The EU executive is proposing a price cap on Russian gas, without specifying a figure.

Hours earlier, Russian President Vladimir Putin threatened to halt all supplies if Europe took such a step. read more

The Commission is also seeking to reduce gas prices from other suppliers, such as through coordinated EU negotiations.

2. REVENUE CAP FOR LOW-COST PRODUCERS

The Commission will propose a cap of 200 euros per megawatt hour on the price of electricity generated at low cost from renewables and low carbon sources, according to a draft document seen by Reuters. read more

Von der Leyen said extra revenues made could be channelled by EU countries to support struggling households and businesses.

"It is now time for consumers to benefit from the low costs of low carbon energy sources, like renewables," she said.

3. 'SOLIDARITY CONTRIBUTION' FROM FOSSIL SECTOR FIRMS

The Commission has highlighted the extraordinarily large profits by companies in the oil, gas and coal sectors.
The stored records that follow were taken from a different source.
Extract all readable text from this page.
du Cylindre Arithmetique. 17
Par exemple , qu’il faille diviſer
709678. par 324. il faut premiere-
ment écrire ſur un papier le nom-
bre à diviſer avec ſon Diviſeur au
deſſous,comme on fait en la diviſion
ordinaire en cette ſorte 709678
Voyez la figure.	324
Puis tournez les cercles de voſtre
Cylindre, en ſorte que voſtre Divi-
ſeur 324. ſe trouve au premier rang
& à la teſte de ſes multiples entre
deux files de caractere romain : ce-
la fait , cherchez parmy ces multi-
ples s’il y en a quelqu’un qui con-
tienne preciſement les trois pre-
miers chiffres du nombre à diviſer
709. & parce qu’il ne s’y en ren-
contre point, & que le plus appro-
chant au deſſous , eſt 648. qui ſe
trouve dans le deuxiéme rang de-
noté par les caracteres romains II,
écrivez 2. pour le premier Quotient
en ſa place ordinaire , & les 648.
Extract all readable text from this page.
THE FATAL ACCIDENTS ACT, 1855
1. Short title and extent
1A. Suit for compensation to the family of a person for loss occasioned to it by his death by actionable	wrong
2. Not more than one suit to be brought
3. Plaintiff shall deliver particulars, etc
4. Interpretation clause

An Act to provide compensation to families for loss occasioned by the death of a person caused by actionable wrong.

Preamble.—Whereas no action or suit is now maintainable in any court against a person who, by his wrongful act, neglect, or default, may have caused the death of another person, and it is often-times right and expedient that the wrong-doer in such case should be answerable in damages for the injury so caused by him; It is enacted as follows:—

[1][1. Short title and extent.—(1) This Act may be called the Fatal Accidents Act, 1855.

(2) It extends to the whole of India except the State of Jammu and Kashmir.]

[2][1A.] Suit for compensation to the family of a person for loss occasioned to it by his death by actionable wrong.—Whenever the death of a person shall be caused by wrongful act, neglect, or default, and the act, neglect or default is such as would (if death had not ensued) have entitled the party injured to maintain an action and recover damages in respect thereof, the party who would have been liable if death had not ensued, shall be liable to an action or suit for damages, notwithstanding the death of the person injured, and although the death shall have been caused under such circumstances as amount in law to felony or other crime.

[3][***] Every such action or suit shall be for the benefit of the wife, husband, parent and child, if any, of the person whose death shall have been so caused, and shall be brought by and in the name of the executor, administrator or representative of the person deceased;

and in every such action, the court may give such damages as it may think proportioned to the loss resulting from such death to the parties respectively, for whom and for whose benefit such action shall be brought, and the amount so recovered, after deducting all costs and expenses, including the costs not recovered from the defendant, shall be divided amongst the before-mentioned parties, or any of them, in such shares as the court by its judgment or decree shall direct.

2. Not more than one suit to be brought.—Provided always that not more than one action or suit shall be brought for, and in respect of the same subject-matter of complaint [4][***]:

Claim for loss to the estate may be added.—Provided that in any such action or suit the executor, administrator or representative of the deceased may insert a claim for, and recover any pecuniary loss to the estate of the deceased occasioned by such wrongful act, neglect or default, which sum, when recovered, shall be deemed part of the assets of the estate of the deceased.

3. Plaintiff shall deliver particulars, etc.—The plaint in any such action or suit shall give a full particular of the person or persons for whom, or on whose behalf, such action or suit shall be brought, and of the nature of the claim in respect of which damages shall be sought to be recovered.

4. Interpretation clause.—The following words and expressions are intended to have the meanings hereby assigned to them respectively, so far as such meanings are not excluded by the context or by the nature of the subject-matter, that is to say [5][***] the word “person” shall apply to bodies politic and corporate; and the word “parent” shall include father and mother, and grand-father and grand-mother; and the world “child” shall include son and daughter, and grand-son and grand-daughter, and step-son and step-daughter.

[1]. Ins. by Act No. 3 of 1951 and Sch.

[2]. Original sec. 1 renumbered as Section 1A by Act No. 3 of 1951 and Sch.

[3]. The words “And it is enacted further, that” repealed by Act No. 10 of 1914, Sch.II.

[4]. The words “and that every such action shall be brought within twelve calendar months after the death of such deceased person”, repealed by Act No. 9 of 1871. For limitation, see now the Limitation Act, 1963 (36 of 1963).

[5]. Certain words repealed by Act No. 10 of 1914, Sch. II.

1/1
EU countries would collect a 'solidarity contribution' to support vulnerable consumers or to accelerate a shift to green energy.

The funds could, for example, help energy-intensive sectors such as fertiliser production.

4. LIQUIDITY FOR UTILITIES

Record-high prices are threatening energy suppliers with possible defaults. The volatility of gas prices has increased risk as a whole for market participants, leading to demands from banks or brokers for higher margins.

Some of the suppliers have sought state guarantees to cover the margin calls and the EU executive wants to allow EU countries to provide them more rapidly.

The Commission plans to discuss with regulators the possibility of accepting a wider range of assets as collateral and with futures exchange operators the possibility of "circuit breakers" to reduce intra-day price volatility.

5. REDUCING DEMAND

The Brussels-based Commission will propose binding targets for EU countries to reduce electricity use during peak hours.

According to a Commission proposal, which has not been made public, EU countries would need to cut electricity use 10% per month compared with the same period in the last five years, and by an extra 5% during peak price periods.

One path during peak demand could be an auction in which consumers submit bids on the financial compensation they would need to cut consumption, this being funded by national budgets.

EU members would also identify means to decrease overall electricity consumption.